Initially, there was nothing much else involved with such loyalty programs. Supermarket chains and other retailers used them to reward customers for not taking their business elsewhere. But eventually, retailers realized that the information they collected on their customers could be converted into big profits. There are far higher margins to be had peddling consumer data than selling milk and eggs. And once they realized that they were mainly in the personal data marketing business, it wasn’t long before they, along with other giant retailers like Walmart, Target, Macy’s, and above all, Amazon took the new business opportunity to a whole new level.

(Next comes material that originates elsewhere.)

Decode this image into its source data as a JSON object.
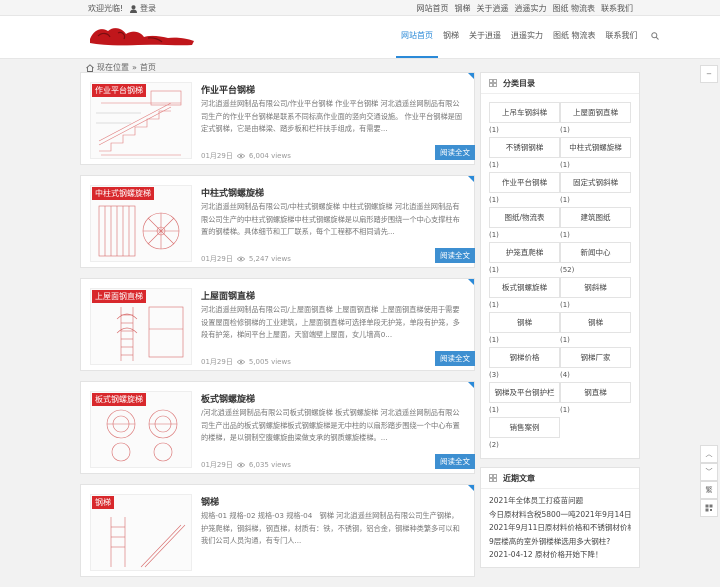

This transformation is exemplified by the proposed merger of the Kroger and Albertsons supermarket chains, announced in October. Most news coverage of this deal stressed that the merger would create an entity with as large a share of the national grocery market as Walmart’s. But that’s hardly the only reason why Kroger wants to absorb Albertsons. The deal would also allow Kroger to gain market share in personal data and then leverage that into advertising revenue, which is far more lucrative. Supermarkets make an average 2 percent margin selling groceries, even when they enjoy local market dominance. But, according to a study by the Boston Consulting Group, selling access to customer data can earn margins up to 90 percent.
For Kroger, the first step down that road began in 2015 when it set up a data science unit called 84.51—the longitude of its headquarters in Cincinnati—that started selling research reports about its customer buying habits. Marketers could use this information to understand, for example, what kind of consumers were most likely to buy their products. Then in 2017, Kroger took it a step further by launching its own marketing agency, Kroger Precision Marketing. It allows marketers to target shoppers visiting Kroger’s website by sending them individualized ads based on what Kroger knows about their buying habits through its loyalty program.

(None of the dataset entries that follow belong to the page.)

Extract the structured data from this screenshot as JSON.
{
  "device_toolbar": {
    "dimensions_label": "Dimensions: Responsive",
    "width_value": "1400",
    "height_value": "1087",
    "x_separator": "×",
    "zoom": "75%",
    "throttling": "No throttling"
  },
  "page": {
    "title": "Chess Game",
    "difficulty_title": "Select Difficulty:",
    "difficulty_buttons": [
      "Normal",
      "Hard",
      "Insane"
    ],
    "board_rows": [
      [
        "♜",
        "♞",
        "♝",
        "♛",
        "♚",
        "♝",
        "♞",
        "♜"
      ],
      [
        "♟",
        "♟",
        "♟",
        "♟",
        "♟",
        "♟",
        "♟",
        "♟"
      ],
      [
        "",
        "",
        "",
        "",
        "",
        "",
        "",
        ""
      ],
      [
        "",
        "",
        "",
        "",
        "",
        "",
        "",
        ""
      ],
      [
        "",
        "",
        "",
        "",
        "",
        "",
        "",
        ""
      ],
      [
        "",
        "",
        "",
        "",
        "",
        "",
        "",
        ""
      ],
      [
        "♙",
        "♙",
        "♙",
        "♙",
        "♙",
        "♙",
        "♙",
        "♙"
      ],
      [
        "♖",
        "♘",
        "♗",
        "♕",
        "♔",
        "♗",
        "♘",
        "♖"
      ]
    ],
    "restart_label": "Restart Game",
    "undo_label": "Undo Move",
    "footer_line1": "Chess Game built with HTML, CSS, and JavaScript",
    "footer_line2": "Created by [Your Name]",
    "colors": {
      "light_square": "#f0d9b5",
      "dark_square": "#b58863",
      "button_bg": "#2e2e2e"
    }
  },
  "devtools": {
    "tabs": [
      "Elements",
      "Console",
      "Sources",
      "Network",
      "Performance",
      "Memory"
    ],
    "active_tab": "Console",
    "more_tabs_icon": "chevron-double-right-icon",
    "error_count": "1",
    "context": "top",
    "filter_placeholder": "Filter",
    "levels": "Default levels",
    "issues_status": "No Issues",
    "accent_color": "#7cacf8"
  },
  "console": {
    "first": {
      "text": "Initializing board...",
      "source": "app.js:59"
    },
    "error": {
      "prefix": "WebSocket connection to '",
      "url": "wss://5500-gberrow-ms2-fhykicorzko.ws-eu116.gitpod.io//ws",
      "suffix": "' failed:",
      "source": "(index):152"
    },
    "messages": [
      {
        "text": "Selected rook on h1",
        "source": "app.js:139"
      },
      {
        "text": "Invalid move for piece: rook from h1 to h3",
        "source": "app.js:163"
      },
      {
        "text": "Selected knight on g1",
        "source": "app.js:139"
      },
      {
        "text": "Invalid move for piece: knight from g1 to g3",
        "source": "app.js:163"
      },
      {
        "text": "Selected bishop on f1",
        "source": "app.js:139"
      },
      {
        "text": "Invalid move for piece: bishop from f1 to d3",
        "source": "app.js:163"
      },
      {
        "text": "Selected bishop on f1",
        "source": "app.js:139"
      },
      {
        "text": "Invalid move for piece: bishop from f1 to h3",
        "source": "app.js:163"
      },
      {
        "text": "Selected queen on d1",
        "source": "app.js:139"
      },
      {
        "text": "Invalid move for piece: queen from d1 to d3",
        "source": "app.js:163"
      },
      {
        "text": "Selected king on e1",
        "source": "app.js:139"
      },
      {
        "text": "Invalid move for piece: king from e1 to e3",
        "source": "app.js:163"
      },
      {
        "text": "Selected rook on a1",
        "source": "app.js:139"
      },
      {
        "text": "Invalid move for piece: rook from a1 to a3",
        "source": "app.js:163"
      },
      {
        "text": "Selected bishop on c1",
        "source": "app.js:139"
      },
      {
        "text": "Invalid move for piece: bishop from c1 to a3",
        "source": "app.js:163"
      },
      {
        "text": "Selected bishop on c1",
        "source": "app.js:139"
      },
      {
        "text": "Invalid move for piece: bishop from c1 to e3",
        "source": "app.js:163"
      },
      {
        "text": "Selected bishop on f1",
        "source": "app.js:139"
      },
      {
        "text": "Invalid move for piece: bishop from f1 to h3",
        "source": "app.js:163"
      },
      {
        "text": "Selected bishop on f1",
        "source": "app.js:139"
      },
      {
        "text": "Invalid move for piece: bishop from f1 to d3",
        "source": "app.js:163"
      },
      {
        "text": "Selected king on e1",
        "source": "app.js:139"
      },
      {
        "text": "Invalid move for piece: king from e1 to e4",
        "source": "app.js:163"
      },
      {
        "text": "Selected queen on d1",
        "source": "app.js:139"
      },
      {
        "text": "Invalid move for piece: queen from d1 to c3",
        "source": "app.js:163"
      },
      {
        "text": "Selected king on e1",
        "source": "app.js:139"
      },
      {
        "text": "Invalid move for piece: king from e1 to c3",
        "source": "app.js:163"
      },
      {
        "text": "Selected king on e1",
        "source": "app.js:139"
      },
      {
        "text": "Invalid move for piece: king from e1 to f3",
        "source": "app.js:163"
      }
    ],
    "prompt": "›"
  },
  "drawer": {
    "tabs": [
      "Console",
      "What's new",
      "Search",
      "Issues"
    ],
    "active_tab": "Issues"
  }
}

In 2020, Kroger went further by allying with Roku TV. Now marketers could take data about what shoppers put into their carts at Kroger’s website and physical stores and use it to send ads to them when they watch Roku. One case study featured by Kroger describes how a beauty brand could convert women who had stopped using makeup and convince them to buy, on average, five times more makeup than the typical Kroger shopper.
Then in 2021, Kroger launched the ironically named Kroger Private Marketplace. This initiative allows brands and their marketing agencies to target Kroger shoppers with “programmatic ads” placed automatically in locations throughout the web, including social media sites, news publishers, mobile apps, and streaming video services.

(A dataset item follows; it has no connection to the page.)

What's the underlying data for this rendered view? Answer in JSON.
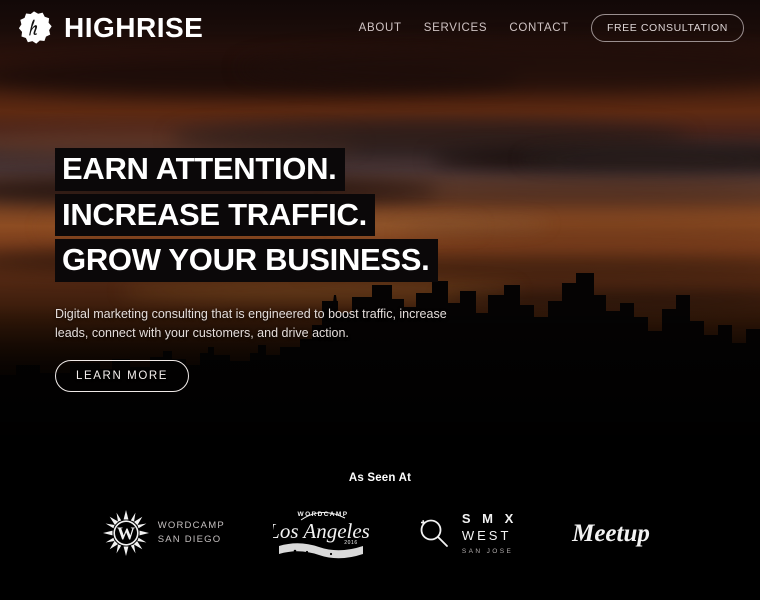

This is a potent combination. Suppose, for example, you were a brand manager for Pedigree, a premium-priced dog food label. You want to target people who like to spend money on their dogs but who don’t already indulge them with Pedigree products. Kroger can identify people who have recently bought dog toys but feed their dogs other brands. Marketers can use that information to pump ads to those people—and only those people —whenever they watch Roku’s ad-supported channels. After the ads run, Kroger can show you directly how much your spending on this campaign affected the sales of Pedigree in Kroger supermarkets.
Albertsons took similar steps more recently. The grocer opened an in-house retail media agency, Albertsons Media Collective, in 2021. Like Kroger, Albertsons sells sponsored listings and ads on its website. It also leverages data from its 27-million-member loyalty program “Just for U.” To differentiate itself from other grocers, Albertsons will offer more hyper-local advertising on its various local e-commerce channels, which other grocers do not. “An ice cream brand, for example, could choose to zap ads at areas with warmer temperatures and turn off ads in cold weather areas,” Albertsons’s head of retail media, Kristi Argylan, told Insider in November last year.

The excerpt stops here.